Amazon takes the authenticity of the reviews posted on its site very seriously. The company filed suit against the operators of websites built around the hawking of fake reviews in April, and it's now taking things a step further by going after individuals themselves.
Many sites offering fake Amazon reviews have since been shut down as a result of the April action, but Fiverr.com, the online marketplace at the centre of Amazon's latest move, has so far avoided being named directly in the lawsuit. This is because Amazon only goes after sites that actively foster an environment for fraudulent reviews - Fiverr does not condone fake reviews and hosts plenty of legitimate freelance gigs as well.
The defendants are listed as "John Does" and they each used Fiverr to sell fake positive or 5-star Amazon reviews.
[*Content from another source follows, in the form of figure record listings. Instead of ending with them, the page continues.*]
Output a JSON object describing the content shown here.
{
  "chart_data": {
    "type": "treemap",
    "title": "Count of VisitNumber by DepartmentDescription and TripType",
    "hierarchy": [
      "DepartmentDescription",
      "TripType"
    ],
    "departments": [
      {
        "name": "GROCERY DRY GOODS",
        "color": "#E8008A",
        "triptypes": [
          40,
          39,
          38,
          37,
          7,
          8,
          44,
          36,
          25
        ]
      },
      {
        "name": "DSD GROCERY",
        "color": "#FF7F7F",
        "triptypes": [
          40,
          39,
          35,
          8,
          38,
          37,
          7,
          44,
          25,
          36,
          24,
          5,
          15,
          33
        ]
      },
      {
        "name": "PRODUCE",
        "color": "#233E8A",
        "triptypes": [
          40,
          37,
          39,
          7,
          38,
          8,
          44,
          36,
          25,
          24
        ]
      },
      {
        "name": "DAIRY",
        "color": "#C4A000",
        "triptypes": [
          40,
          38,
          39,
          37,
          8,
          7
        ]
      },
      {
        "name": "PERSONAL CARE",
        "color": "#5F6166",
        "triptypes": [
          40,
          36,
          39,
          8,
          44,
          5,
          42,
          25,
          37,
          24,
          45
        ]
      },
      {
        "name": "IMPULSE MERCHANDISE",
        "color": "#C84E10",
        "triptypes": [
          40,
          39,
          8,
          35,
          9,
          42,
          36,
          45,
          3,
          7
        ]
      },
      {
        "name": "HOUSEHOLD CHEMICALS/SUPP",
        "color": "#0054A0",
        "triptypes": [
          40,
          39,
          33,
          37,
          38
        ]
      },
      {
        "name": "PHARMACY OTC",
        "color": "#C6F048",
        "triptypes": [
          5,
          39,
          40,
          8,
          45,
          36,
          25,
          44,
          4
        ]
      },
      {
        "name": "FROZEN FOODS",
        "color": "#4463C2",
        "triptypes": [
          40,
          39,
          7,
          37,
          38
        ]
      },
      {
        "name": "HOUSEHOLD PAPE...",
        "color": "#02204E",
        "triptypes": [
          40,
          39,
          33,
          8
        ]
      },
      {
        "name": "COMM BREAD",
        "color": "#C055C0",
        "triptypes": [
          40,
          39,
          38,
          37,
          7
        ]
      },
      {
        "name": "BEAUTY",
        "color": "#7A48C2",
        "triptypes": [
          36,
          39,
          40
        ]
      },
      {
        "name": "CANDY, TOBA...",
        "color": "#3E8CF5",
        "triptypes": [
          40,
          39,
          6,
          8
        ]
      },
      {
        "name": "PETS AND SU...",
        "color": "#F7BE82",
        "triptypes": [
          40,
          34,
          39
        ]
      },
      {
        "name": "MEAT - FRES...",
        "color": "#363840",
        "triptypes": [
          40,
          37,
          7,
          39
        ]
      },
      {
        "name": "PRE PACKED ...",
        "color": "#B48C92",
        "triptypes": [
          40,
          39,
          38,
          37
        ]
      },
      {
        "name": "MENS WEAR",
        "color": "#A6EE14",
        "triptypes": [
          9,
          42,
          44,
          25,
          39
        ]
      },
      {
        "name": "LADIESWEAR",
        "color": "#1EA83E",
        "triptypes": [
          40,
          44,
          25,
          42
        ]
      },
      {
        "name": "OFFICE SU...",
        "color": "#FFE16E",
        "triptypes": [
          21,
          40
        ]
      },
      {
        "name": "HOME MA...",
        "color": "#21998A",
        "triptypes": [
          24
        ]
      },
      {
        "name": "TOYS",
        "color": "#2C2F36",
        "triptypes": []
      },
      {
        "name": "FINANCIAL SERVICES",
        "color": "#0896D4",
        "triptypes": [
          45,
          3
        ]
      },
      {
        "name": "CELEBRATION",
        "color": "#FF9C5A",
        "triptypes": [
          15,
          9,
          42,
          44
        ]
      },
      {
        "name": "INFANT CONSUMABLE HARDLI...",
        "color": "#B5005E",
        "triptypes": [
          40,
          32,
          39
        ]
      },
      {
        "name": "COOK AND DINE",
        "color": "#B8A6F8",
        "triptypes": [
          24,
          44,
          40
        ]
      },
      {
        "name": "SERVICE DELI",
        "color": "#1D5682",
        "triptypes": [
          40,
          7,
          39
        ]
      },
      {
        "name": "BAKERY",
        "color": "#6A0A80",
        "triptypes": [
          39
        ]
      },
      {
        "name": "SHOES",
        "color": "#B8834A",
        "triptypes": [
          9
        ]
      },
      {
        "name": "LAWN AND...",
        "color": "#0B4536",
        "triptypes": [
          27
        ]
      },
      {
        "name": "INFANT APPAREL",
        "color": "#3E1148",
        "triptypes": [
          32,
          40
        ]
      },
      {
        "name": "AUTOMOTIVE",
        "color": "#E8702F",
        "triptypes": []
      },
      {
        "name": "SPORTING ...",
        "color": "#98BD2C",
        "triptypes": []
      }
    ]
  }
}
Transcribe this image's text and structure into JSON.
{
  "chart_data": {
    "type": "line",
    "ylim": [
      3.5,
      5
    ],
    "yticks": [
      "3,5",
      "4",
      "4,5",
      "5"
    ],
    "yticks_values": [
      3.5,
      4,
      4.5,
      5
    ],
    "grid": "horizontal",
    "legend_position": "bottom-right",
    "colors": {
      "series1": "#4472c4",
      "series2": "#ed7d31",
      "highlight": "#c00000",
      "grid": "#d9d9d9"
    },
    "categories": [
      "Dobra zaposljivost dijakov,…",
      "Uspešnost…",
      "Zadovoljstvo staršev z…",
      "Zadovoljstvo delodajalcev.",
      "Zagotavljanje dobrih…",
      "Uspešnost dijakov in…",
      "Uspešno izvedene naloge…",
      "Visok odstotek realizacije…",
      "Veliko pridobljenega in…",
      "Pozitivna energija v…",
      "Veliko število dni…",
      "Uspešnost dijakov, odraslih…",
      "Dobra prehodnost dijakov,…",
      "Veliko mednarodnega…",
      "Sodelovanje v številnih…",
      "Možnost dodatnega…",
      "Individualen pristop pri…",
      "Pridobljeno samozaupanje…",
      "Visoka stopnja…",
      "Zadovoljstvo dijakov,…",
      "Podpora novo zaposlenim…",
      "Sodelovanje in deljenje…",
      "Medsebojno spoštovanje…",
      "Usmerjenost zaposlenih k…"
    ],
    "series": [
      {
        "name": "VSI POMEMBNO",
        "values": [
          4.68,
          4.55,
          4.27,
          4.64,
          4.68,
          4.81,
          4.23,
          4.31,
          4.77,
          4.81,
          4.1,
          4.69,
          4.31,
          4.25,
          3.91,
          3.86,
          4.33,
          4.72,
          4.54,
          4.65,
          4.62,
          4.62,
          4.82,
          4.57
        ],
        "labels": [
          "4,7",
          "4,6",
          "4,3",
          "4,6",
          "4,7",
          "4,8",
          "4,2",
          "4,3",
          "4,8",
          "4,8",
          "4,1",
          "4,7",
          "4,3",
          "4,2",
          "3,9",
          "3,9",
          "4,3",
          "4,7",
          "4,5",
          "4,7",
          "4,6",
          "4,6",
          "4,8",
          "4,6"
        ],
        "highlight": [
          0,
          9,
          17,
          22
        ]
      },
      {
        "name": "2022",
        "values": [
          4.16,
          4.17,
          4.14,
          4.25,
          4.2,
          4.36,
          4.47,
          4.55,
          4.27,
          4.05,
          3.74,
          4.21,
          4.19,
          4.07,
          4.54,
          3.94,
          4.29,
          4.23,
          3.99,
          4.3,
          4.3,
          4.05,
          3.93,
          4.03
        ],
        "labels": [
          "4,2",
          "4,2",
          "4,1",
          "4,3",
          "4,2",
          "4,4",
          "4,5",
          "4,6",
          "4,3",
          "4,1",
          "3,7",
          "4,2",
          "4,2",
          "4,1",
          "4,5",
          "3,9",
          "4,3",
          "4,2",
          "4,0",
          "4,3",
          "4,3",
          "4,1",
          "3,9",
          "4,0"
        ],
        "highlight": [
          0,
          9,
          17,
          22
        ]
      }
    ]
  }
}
They also offered "verified" reviews (if they are compensated accordingly), which are only available to users who have actually bought the product in question.
Only a few individuals are addressed directly in the suit, but an attached "Exhibit A" includes a list of 1,114 Fiverr users. They are mentioned by their Fiverr usernames only, so it looks like Amazon does not yet have their complete personal information. However, the lawsuit would be the first step in getting that information from Fiverr.
Amazon brought the suit in the hopes of targeting the root cause of fraudulent reviews - the notion that it is an easy and risk-free way to make a quick buck. By targeting users themselves, Amazon is signalling that even individuals will be held accountable. Ideally, the suit will also serve as a deterrent and encourage individuals to seek out different kinds of freelance jobs.
While Amazon has not requested a fixed amount of compensation, it has ominously indicated that there could be monetary damages for the offending Fiverr users as it has asked the court to make the defendants pay the court costs, attorney's fees, and other fees grouped under "additional and further relief".